Thursday, August 14, 2014

Day one: The Tongue

Forgetting this:  thinking that I will always  get into trouble because of my tongue.
So before too long into my day I found that I had done it again.  Opened mouth and I inserted foot.  It seems that many people do this and it doesn't bother them.  
It did bother me.  I want to change.  According to the book of James, taming the tongue is possible.  It's hard but possible. 

Learning:  to tame the tongue.
It seems that in order to succeed, I should be wise in my speech.  I probably would benefit from reading James 3 often.
Another good thought would be to read Proverbs daily.

Future:  reading James has brought up other issues I believe I need to deal with.

Update 11/11/17:
I am still having trouble with the tongue.  I am still hopeful that I will grow closer to God and part of this is taming that tongue.  I do talk a lot less than I did, but it seems like talking gets me into trouble.  I am trying to listen more and talk less.  

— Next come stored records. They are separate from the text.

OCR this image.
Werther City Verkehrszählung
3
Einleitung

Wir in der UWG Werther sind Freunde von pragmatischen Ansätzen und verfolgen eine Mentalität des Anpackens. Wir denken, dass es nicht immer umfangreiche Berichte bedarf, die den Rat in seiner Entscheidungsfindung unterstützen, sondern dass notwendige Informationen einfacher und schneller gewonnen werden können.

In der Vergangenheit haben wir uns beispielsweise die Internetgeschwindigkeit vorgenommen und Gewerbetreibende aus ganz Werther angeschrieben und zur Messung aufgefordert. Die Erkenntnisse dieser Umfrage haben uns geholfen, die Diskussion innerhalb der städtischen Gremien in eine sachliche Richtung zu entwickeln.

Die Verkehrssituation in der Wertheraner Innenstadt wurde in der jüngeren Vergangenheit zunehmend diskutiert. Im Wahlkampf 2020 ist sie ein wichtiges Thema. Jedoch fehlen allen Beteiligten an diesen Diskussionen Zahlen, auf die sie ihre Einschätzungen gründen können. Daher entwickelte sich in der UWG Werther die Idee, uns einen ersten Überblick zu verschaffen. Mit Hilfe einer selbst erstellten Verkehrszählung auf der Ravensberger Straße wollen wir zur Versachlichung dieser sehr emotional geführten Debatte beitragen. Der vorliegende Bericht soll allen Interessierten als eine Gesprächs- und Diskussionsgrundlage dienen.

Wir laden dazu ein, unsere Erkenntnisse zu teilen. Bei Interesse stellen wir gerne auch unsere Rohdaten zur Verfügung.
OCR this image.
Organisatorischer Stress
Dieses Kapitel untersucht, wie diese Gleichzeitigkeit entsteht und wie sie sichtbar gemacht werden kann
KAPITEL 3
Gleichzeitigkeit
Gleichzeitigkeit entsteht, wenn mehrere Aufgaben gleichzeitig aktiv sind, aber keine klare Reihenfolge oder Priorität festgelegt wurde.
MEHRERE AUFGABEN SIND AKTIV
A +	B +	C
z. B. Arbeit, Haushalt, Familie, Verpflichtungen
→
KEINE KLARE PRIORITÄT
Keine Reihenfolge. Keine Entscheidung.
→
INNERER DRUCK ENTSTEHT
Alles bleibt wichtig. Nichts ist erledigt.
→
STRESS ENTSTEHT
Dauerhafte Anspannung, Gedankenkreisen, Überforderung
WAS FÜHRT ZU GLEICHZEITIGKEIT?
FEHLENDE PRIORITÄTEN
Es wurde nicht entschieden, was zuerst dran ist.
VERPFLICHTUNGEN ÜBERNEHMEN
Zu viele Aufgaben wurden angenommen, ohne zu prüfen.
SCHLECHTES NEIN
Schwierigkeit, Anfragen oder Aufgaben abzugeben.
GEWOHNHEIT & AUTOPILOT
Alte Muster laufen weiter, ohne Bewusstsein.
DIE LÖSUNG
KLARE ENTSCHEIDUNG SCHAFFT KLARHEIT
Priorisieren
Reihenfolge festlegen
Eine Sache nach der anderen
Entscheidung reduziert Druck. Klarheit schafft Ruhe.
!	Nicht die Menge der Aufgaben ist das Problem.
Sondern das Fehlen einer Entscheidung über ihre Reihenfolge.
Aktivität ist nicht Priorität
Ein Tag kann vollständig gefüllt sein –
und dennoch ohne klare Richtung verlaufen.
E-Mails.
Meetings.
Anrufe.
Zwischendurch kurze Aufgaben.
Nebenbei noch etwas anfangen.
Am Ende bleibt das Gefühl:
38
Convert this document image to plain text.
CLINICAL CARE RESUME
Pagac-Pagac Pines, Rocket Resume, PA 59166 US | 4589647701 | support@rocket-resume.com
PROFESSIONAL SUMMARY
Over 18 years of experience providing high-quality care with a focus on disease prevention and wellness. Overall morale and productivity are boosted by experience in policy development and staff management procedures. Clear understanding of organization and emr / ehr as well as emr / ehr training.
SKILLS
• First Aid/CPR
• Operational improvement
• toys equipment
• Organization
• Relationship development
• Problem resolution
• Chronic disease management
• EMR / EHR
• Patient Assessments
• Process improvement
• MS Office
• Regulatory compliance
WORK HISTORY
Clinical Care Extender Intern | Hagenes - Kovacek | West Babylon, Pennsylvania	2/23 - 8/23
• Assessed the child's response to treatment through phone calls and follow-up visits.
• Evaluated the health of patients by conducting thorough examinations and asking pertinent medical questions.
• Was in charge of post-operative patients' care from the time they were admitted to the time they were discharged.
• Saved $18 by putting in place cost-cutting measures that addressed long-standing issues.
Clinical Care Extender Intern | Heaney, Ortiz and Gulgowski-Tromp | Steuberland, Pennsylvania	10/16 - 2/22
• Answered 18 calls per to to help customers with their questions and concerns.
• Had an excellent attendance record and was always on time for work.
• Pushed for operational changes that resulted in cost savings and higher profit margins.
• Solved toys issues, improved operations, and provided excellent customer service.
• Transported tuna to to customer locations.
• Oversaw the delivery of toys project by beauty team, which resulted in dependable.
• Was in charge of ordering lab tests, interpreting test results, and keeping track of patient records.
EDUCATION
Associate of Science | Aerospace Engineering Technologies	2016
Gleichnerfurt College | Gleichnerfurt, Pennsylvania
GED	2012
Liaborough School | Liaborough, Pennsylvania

Wednesday, August 13, 2014

The Beginning

I was reading Kris Valloten's book Spirit Wars this morning.  This one sentence jumped out at me:  "What I did not realize until that night was that I had been educated right out of my solution."  That hit me hard.  This thought came to me, "what if I could forget what I thought I knew about God and start fresh and learn again"  It sounds crazy.  That is the purpose of this blog, a reset, a new beginning.  Starting without preconceived ideas about God.  Doing what new Christians do.
My plan:  to write what I am forgetting and what I am learning.

Afterward:  Coincidentally?  Tonight I watched "God's Not Dead".  It is about a student who chooses to accept a challenge to try to prove that God is not dead.

Update:  2/16/15
This has been a much different journey than I had expected.  But just as a plant is pruned to help it grow and produce more, so have I been pruned.  This winter has been long and cold.  In many ways it has been hard but joyful.  It won't be long until I hear the words, "Lo, the winter is past....."

Update 11/11/17
How far this journey has taken me.  I believe that if I had not left the Standard American "Church", I would be a dead and cold Christian.  I am shocked to see where I am now.  But there is the "life" of God stirring in my heart and I believe that I am closer to being like Christ.  Is that not what we are meant to be?  Formed in the image of Christ.  I am planning to update my blogs first and there continue on, by relating how I have gotten from where I was to where God has brought me.  I have a glimpse of my future.  I believe that many Christians all over the world are escaping "church" in order to become the body of Christ, His church, also called the "remnant".